IRLI Seeks Supreme Court Review of California Decision to Allow In-State Tuition for Illegal Aliens

Commentary

February 18, 2011

On February 14, 2011, IRLI filed a Petition for Writ of Certiorari (attached here) asking the United States Supreme Court to review the California Supreme Court’s November 2010 decision in Martinez v. Board of Regents, which upheld a California State statute that grants in-state tuition to illegal aliens. “The California Supreme Court wrongly held that states can give resident tuition benefits to illegal aliens despite the federal ban, as long as they use a semantic proxy, such as attending a California high school,” said IRLI attorney Garrett Roe.

IRLI and local counsel Michael Brady of Palo Alto-based Ropers, Majeski, Kohn & Bentley, represent a class of United States students who have been forced to pay out-of-state tuition to attend colleges and universities in California, even while the State offers more than 25,000 illegal aliens in-state tuition rates every year.

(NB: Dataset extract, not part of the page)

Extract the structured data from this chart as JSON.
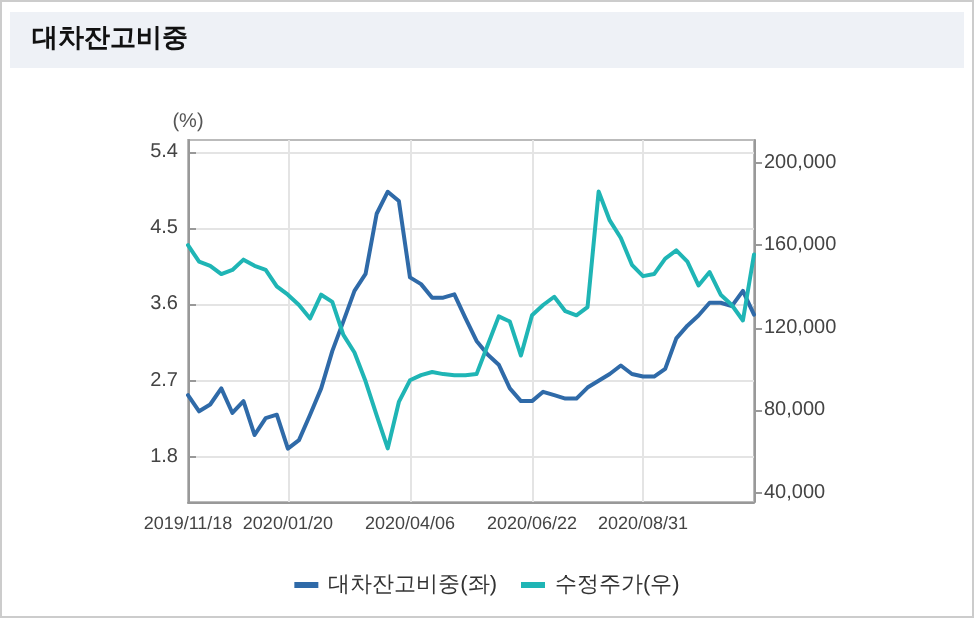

In-state tuition is one of the most valuable public benefits that a State can bestow. In 2010, the difference between in-state and out-of-state tuition at the University of California at Berkeley was $11,439.50 per semester. Over four years, that difference is $91,422 per student. In other words, non-resident US citizen students have to pay nearly $100,000 more in tuition payments to earn an undergraduate degree from Berkeley than do illegal aliens enrolled at taxpayer-subsidized resident rates. These subsidies for illegal aliens currently cost the taxpayers over $208 million every year.

In 1996, Congress passed a law that prohibits a State from giving illegal aliens “postsecondary education benefits on the basis of residence,” unless the State also gives those same benefits to every US citizen student, regardless of their residency. The legislative history shows that Congress wanted to make it fiscally prohibitive for States to give in-state tuition or other financial aid to illegal aliens. But in 2001, the California legislature irresponsibly created a legal loophole which if not stopped, will make illegal aliens who attended a California high school for three years eligible for the expensive tuition subsidies.